Nov 04 2009

Hardly enough people for a decent party

Category: environment,Group-thinkharmonicminer @ 9:08 am

Some people think there are just too many of us, and are telling us to do Family Planning to Save the Planet?

What’s the best way to save the planet? Don’t have kids, say researchers from Oregon State University.

“Clearly, the potential savings from reduced reproduction are huge compared to the savings that can be achieved by changes in lifestyle,” the report states.

Hmm. I suppose I’m OK with people who believe this being the ones doing the family planning.

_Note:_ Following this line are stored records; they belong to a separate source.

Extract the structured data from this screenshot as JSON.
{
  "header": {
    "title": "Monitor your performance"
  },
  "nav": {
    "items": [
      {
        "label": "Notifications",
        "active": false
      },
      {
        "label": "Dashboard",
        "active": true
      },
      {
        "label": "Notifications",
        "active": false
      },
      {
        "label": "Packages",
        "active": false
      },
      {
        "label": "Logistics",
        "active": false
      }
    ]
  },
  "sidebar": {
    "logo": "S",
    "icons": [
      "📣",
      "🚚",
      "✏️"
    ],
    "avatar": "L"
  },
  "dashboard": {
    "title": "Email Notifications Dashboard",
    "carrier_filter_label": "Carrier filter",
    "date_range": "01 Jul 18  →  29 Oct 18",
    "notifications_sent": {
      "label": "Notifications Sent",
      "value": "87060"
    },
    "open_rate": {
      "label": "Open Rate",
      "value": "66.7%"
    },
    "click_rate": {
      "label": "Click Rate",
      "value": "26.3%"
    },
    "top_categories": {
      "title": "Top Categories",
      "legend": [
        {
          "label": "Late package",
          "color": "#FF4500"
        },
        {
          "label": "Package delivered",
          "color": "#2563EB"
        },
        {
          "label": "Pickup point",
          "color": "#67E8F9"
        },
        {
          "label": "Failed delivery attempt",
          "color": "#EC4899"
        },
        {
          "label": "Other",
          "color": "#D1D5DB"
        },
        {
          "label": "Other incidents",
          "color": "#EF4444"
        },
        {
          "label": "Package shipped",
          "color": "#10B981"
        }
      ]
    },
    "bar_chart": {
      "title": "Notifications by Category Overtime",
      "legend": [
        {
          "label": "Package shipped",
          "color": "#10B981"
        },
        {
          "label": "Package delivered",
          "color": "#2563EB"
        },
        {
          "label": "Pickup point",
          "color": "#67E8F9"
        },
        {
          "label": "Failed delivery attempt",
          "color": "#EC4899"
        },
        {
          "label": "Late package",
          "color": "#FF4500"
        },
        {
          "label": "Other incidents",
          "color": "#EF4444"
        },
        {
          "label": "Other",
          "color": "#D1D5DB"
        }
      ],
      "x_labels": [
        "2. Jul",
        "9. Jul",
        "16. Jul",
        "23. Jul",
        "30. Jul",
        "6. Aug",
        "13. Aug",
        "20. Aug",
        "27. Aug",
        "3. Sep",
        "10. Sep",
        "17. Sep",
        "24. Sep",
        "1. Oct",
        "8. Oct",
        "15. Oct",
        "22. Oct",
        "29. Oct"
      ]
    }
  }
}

The myth of over-population is exploded here.  But even the pessimists now accept that the world’s population will peak at around 9 billion at mid-century or so, and then begin a slow, steady decline.  Runaway population growth is no more a given than runaway global warming.

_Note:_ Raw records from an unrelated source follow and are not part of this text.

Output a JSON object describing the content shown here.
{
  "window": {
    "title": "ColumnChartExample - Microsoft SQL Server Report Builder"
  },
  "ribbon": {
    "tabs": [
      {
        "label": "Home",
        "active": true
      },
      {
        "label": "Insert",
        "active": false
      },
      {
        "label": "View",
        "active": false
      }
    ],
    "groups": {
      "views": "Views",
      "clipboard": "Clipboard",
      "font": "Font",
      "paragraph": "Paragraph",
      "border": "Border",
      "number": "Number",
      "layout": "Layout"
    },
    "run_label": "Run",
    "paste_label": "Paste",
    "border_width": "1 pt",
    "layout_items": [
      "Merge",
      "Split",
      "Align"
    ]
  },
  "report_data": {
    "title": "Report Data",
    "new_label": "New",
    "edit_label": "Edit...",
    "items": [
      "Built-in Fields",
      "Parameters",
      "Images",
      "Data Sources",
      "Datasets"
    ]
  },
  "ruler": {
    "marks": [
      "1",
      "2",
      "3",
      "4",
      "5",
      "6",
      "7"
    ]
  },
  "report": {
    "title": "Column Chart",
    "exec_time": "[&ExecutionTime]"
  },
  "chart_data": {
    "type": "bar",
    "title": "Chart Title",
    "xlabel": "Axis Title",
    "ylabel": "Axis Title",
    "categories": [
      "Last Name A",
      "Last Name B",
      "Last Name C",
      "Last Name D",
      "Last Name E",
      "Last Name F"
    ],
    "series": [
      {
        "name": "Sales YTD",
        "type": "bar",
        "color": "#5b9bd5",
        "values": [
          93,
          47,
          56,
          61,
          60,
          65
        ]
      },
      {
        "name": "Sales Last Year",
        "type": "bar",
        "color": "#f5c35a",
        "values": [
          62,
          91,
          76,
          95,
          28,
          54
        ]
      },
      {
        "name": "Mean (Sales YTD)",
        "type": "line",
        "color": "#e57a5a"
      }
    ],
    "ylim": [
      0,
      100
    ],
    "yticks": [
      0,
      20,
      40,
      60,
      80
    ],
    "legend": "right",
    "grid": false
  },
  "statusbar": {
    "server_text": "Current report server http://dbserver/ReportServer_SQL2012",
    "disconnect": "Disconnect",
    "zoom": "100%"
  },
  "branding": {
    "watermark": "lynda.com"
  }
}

The worst thing is for people in developed nations to reduce their own numbers by reducing fertility, though exactly that is happening.  Yet, it is people in such nations who are the only ones likely to follow the benighted advice of the population doomsayers.  The maintenance of the technical and professional base that is required to feed and serve a large world population is crucial, and that technical and professional base will not be coming from the third world, even though third world population growth rates are higher.

At bottom, fear of greater human numbers is evidence of a kind of misanthropically misguided, myopic ideology that values worms, exotic rats, unusual trees and interesting insects more than it values humanity.  The earth is plenty big enough to hold and feed 10 billion people, the most we are ever likely to have. 

What’s more likely is that in about 70 years, real estate prices will start to drop as demand falls from the peak.  My great-grandkids will probably be able to pick up a mansion in sunny Wichita for a song….  right next to the super-farms that will have been feeding the world for decades.

Of course, people will have higher heating bills, due to the gradual onset of another ice age.